Required Databases

The following components all require databases: Cloudera Manager Server, Oozie Server, Sqoop Server, Reports Manager, Hive Metastore Server, Hue Server, and Ranger.

The type of data contained in the databases and their relative sizes are as follows:

  • Cloudera Manager Server - Contains all the information about services you have configured and their role assignments, all configuration history, commands, users, and running processes. This relatively small database (< 100 MB) is the most important to back up.
  • Oozie Server - Contains Oozie workflow, coordinator, and bundle data. Can grow very large. (Only available when installing CDH 5 or CDH 6 clusters.)
  • Sqoop Server - Contains entities such as the connector, driver, links and jobs. Relatively small. (Only available when installing CDH 5 or CDH 6 clusters.)
  • Reports Manager - Tracks disk utilization and processing activities over time. Medium-sized.
  • Hive Metastore Server - Contains Hive metadata. Relatively small.
  • Hue Server - Contains user account information, job submissions, and Hive queries. Relatively small.
  • YARN Queue Manager - If you install CDP 7.1.9 CHF 2 or later, no database changes are required. YARN Queue Manager will continue to use your current embedded database. If iyou install CDP 7.1.9 or CDP 7.1.9 CHF 1, you must use a PostgreSQL database which stores information about queues created by YARN Queue Manager. If you choose to update from an earlier CDP 7.1.9 version to CHF 2, CDP will continue to use your PostgreSQL database and will not migrate back to the embedded database.
  • Sentry Server - Contains authorization metadata. Relatively small.
  • Cloudera Navigator Audit Server - Contains auditing information. In large clusters, this database can grow large.(Only available when installing CDH 5 or CDH 6 clusters.)
  • Cloudera Navigator Metadata Server - Contains authorization, policies, and audit report metadata. Relatively small.(Only available when installing CDH 5 or CDH 6 clusters.)
  • Ranger Admin - Contains administrative information such as Ranger users, groups, and access policies. Medium-sized.
  • Ranger KMS database - Stores the encrypted keys.
  • Streaming Components:
    • Schema Registry - Contains the schemas and their metadata, all the versions and branches. You can use either MySQL, Postgres, or Oracle.
    • Streams Messaging Manager Server - Contains Kafka metadata, stores metrics, and alert definitions. Relatively small.
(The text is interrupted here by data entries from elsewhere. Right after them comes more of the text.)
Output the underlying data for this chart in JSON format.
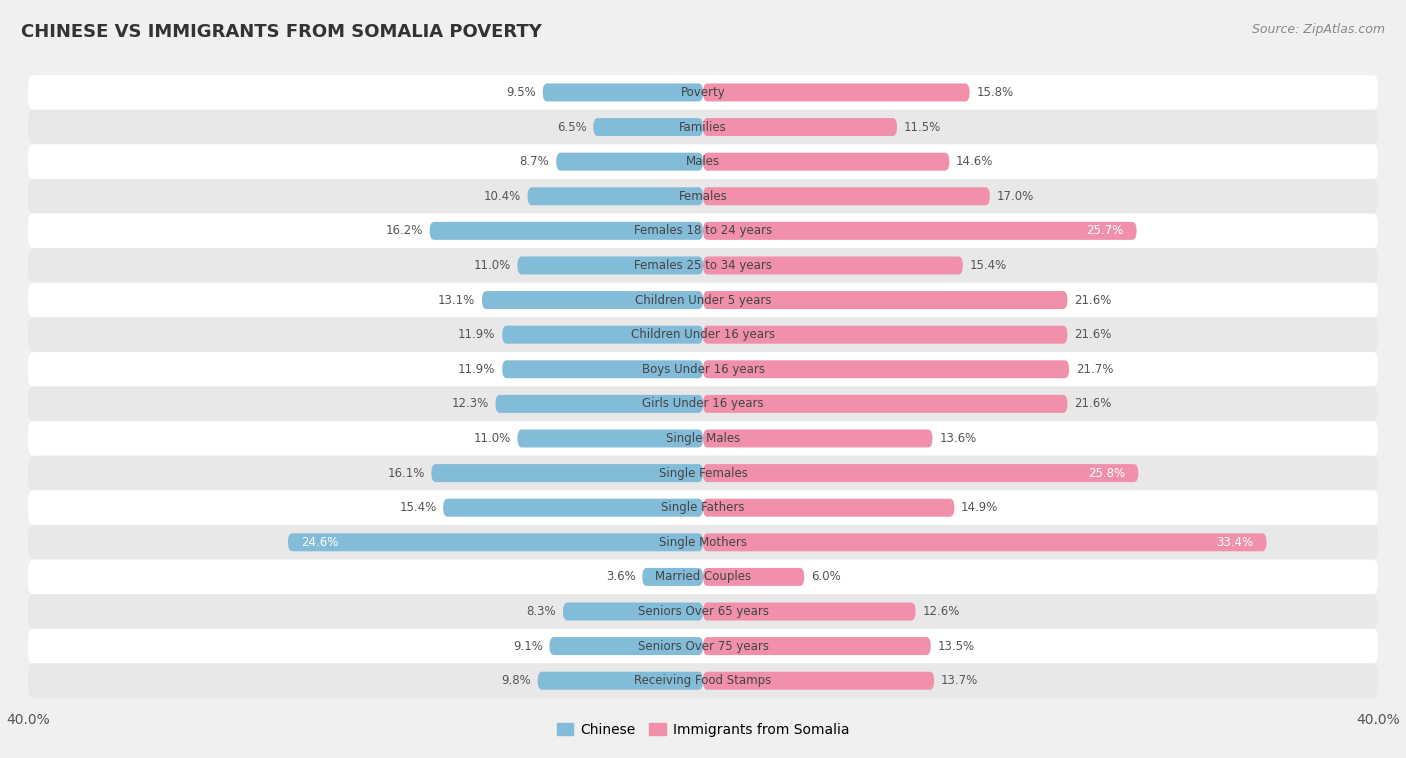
{
  "title": "CHINESE VS IMMIGRANTS FROM SOMALIA POVERTY",
  "source": "Source: ZipAtlas.com",
  "categories": [
    "Poverty",
    "Families",
    "Males",
    "Females",
    "Females 18 to 24 years",
    "Females 25 to 34 years",
    "Children Under 5 years",
    "Children Under 16 years",
    "Boys Under 16 years",
    "Girls Under 16 years",
    "Single Males",
    "Single Females",
    "Single Fathers",
    "Single Mothers",
    "Married Couples",
    "Seniors Over 65 years",
    "Seniors Over 75 years",
    "Receiving Food Stamps"
  ],
  "chinese": [
    9.5,
    6.5,
    8.7,
    10.4,
    16.2,
    11.0,
    13.1,
    11.9,
    11.9,
    12.3,
    11.0,
    16.1,
    15.4,
    24.6,
    3.6,
    8.3,
    9.1,
    9.8
  ],
  "somalia": [
    15.8,
    11.5,
    14.6,
    17.0,
    25.7,
    15.4,
    21.6,
    21.6,
    21.7,
    21.6,
    13.6,
    25.8,
    14.9,
    33.4,
    6.0,
    12.6,
    13.5,
    13.7
  ],
  "chinese_color": "#82bcd8",
  "somalia_color": "#f090aa",
  "chinese_label_color_highlight": "#ffffff",
  "somalia_label_color_highlight": "#ffffff",
  "highlight_chinese": [
    13
  ],
  "highlight_somalia": [
    4,
    11,
    13
  ],
  "bg_color": "#f0f0f0",
  "row_color_odd": "#f8f8f8",
  "row_color_even": "#e8e8e8",
  "xlim": 40.0,
  "bar_height": 0.52,
  "title_fontsize": 13,
  "label_fontsize": 8.5,
  "axis_fontsize": 10,
  "legend_fontsize": 10,
  "source_fontsize": 9
}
The Host Monitor and Service Monitor services use local disk-based datastores.

The JDBC connector for your database must be installed on the hosts where you assign the Activity Monitor and Reports Manager roles.

For instructions on installing and configuring databases for Cloudera Manager, Runtime, and other managed services, see the instructions for the type of database you want to use.